Even medium-sized companies that are not directly subject to reporting requirements are coming under indirect pressure, e.g., through:
- Customer requirements (taxonomy data in supplier questionnaires),
- banks that use taxonomy indicators to assess credit portfolios (green asset ratio).
Procedural model: 6 steps to EU taxonomy classification
Step 1: Clarify governance & target vision
- Define responsibility within the company (e.g., CFO + ESG/CSRD managers).
- Define target vision: Simply fulfill disclosure requirements – or actively position yourself as a “taxonomy champion”?
Step 2: Activity mapping
- Break down the business model into economic activities (products, services, projects).
- Compare with the taxonomy activity list:
- Which activities are taxonomy-eligible?
- Which parts of revenue, capex, and opex are linked to these activities?
Step 3: Check technical criteria
For each taxonomy-eligible activity:
- Identify relevant delegated acts (climate/environmental targets),
- threshold values, process requirements, and mandatory evidence,
- conduct technical review by experts (e.g., technology, EHS, CSR, external consulting).
Result: List of activities that may be potentially taxonomy-compliant – and those that do not (yet) meet all requirements.
Step 4: Ensure DNSH & minimum safeguards
- Assess whether DNSH criteria are met (e.g., EIA, thresholds, certifications).
- Review minimum safeguards: governance, human rights, labor standards.
- Document evidence (policies, certificates, audits, reports).
Step 5: Calculate taxonomy KPIs
Three key indicators are required for disclosure under Article 8:
- Revenue KPI: Proportion of net revenue from taxonomy-compliant activities.

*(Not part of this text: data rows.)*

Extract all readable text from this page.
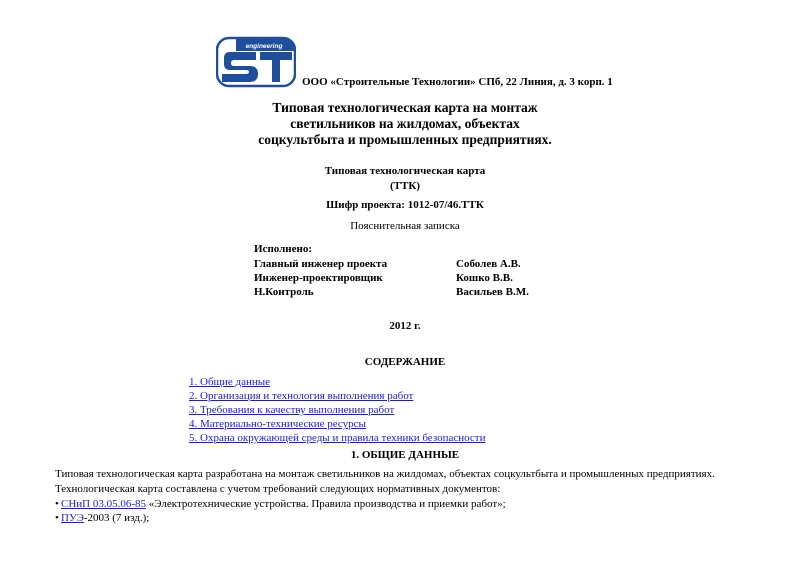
engineering
ООО «Строительные Технологии» СПб, 22 Линия, д. 3 корп. 1
Типовая технологическая карта на монтаж
светильников на жилдомах, объектах
соцкультбыта и промышленных предприятиях.
Типовая технологическая карта
(ТТК)
Шифр проекта: 1012-07/46.ТТК
Пояснительная записка
Исполнено:
Главный инженер проекта	Соболев А.В.
Инженер-проектировщик	Кошко В.В.
Н.Контроль	Васильев В.М.
2012 г.
СОДЕРЖАНИЕ
1. Общие данные
2. Организация и технология выполнения работ
3. Требования к качеству выполнения работ
4. Материально-технические ресурсы
5. Охрана окружающей среды и правила техники безопасности
1. ОБЩИЕ ДАННЫЕ
Типовая технологическая карта разработана на монтаж светильников на жилдомах, объектах соцкультбыта и промышленных предприятиях.
Технологическая карта составлена с учетом требований следующих нормативных документов:
• СНиП 03.05.06-85 «Электротехнические устройства. Правила производства и приемки работ»;
• ПУЭ-2003 (7 изд.);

- Capex KPI: Proportion of capital expenditure (capex) that is taxonomy-compliant or leads to such alignment.
- Opex KPI: Proportion of selected operating expenses (opex) related to taxonomy (e.g., maintenance, short-term measures).
A data model that can also be used for CSRD/ESRS in the future is worthwhile here.

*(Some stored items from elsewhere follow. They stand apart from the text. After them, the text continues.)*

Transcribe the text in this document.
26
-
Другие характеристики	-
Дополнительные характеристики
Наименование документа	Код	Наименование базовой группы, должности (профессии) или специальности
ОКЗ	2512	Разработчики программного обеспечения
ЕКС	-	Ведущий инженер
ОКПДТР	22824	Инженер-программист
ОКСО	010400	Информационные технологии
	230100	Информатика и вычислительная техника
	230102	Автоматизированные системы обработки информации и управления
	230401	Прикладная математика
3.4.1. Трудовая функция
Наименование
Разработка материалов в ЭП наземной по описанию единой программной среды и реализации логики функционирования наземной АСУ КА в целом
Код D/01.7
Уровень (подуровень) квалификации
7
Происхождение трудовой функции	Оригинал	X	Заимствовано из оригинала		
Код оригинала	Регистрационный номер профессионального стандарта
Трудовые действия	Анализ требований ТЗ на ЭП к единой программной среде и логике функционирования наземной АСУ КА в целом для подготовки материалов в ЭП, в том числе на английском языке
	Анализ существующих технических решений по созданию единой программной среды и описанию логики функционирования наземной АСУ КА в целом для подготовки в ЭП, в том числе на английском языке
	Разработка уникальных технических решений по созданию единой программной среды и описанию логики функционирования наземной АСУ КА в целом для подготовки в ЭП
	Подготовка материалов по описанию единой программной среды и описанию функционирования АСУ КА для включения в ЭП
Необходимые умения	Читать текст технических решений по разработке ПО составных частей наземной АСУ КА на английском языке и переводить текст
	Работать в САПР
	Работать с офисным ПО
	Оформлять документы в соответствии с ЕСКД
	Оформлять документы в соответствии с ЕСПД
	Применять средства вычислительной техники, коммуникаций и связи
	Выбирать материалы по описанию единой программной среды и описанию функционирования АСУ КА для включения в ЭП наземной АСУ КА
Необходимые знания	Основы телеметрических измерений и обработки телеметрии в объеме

Step 6: Reporting & communication
- Integration of taxonomy KPIs into the sustainability report (e.g., ESRS E1/G1 section and separate taxonomy section).

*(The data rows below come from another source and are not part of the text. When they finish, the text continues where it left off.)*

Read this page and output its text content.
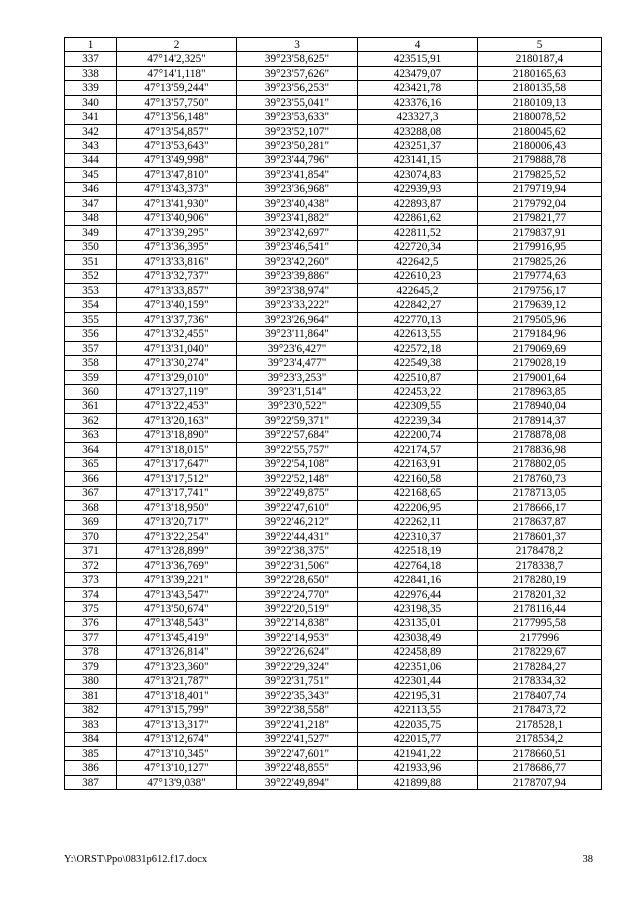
1	2	3	4	5
337	47°14'2,325"	39°23'58,625"	423515,91	2180187,4
338	47°14'1,118"	39°23'57,626"	423479,07	2180165,63
339	47°13'59,244"	39°23'56,253"	423421,78	2180135,58
340	47°13'57,750"	39°23'55,041"	423376,16	2180109,13
341	47°13'56,148"	39°23'53,633"	423327,3	2180078,52
342	47°13'54,857"	39°23'52,107"	423288,08	2180045,62
343	47°13'53,643"	39°23'50,281"	423251,37	2180006,43
344	47°13'49,998"	39°23'44,796"	423141,15	2179888,78
345	47°13'47,810"	39°23'41,854"	423074,83	2179825,52
346	47°13'43,373"	39°23'36,968"	422939,93	2179719,94
347	47°13'41,930"	39°23'40,438"	422893,87	2179792,04
348	47°13'40,906"	39°23'41,882"	422861,62	2179821,77
349	47°13'39,295"	39°23'42,697"	422811,52	2179837,91
350	47°13'36,395"	39°23'46,541"	422720,34	2179916,95
351	47°13'33,816"	39°23'42,260"	422642,5	2179825,26
352	47°13'32,737"	39°23'39,886"	422610,23	2179774,63
353	47°13'33,857"	39°23'38,974"	422645,2	2179756,17
354	47°13'40,159"	39°23'33,222"	422842,27	2179639,12
355	47°13'37,736"	39°23'26,964"	422770,13	2179505,96
356	47°13'32,455"	39°23'11,864"	422613,55	2179184,96
357	47°13'31,040"	39°23'6,427"	422572,18	2179069,69
358	47°13'30,274"	39°23'4,477"	422549,38	2179028,19
359	47°13'29,010"	39°23'3,253"	422510,87	2179001,64
360	47°13'27,119"	39°23'1,514"	422453,22	2178963,85
361	47°13'22,453"	39°23'0,522"	422309,55	2178940,04
362	47°13'20,163"	39°22'59,371"	422239,34	2178914,37
363	47°13'18,890"	39°22'57,684"	422200,74	2178878,08
364	47°13'18,015"	39°22'55,757"	422174,57	2178836,98
365	47°13'17,647"	39°22'54,108"	422163,91	2178802,05
366	47°13'17,512"	39°22'52,148"	422160,58	2178760,73
367	47°13'17,741"	39°22'49,875"	422168,65	2178713,05
368	47°13'18,950"	39°22'47,610"	422206,95	2178666,17
369	47°13'20,717"	39°22'46,212"	422262,11	2178637,87
370	47°13'22,254"	39°22'44,431"	422310,37	2178601,37
371	47°13'28,899"	39°22'38,375"	422518,19	2178478,2
372	47°13'36,769"	39°22'31,506"	422764,18	2178338,7
373	47°13'39,221"	39°22'28,650"	422841,16	2178280,19
374	47°13'43,547"	39°22'24,770"	422976,44	2178201,32
375	47°13'50,674"	39°22'20,519"	423198,35	2178116,44
376	47°13'48,543"	39°22'14,838"	423135,01	2177995,58
377	47°13'45,419"	39°22'14,953"	423038,49	2177996
378	47°13'26,814"	39°22'26,624"	422458,89	2178229,67
379	47°13'23,360"	39°22'29,324"	422351,06	2178284,27
380	47°13'21,787"	39°22'31,751"	422301,44	2178334,32
381	47°13'18,401"	39°22'35,343"	422195,31	2178407,74
382	47°13'15,799"	39°22'38,558"	422113,55	2178473,72
383	47°13'13,317"	39°22'41,218"	422035,75	2178528,1
384	47°13'12,674"	39°22'41,527"	422015,77	2178534,2
385	47°13'10,345"	39°22'47,601"	421941,22	2178660,51
386	47°13'10,127"	39°22'48,855"	421933,96	2178686,77
387	47°13'9,038"	39°22'49,894"	421899,88	2178707,94
Y:\ORST\Ppo\0831p612.f17.docx	38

- consistency with financial reporting and investor relations.
- communication strategy to avoid greenwashing risks while clearly communicating the added value.
Typical stumbling blocks – and how to avoid them
1. “We already do everything sustainably” without comparing criteria
→ Check technical screening criteria at an early stage; “perceived sustainability” is not enough.
2. Viewing taxonomy only as a reporting obligation
→ Take advantage of opportunities: better conditions, investor access, differentiation in tenders.
3. Underestimating governance and data basis
→ Involve IT, controlling, legal, and specialist departments early on; clearly define data model and responsibilities.
4. No training and change approach
→ Empower specialist departments (purchasing, technology, product management) so that taxonomy is incorporated into day-to-day business.

How ECO-VOX supports companies with EU taxonomy
A typical consulting approach might look like this:
- Quick check & maturity analysis
- Assessment of which parts of the business model are relevant to taxonomy.
- Gap analysis of existing data, processes, and governance structures.
- Activity and KPI mapping
- Assignment of company activities to taxonomy categories.
- Development of a robust data model for revenue, capex, and opex KPIs.
- Technical screening test & DNSH check
- Technical review of selected activities against the technical criteria.
- Derivation of measures to achieve or increase taxonomy compliance.
- Integration into CSRD/ESRS & strategy
- Integration with climate strategy, decarbonization roadmap, and investment planning.
- Development of a consistent disclosure and communication concept.
This transforms the EU taxonomy from a complex regulatory issue into a strategic instrument that aligns the business model, financing, and transformation with sustainable growth in a targeted manner.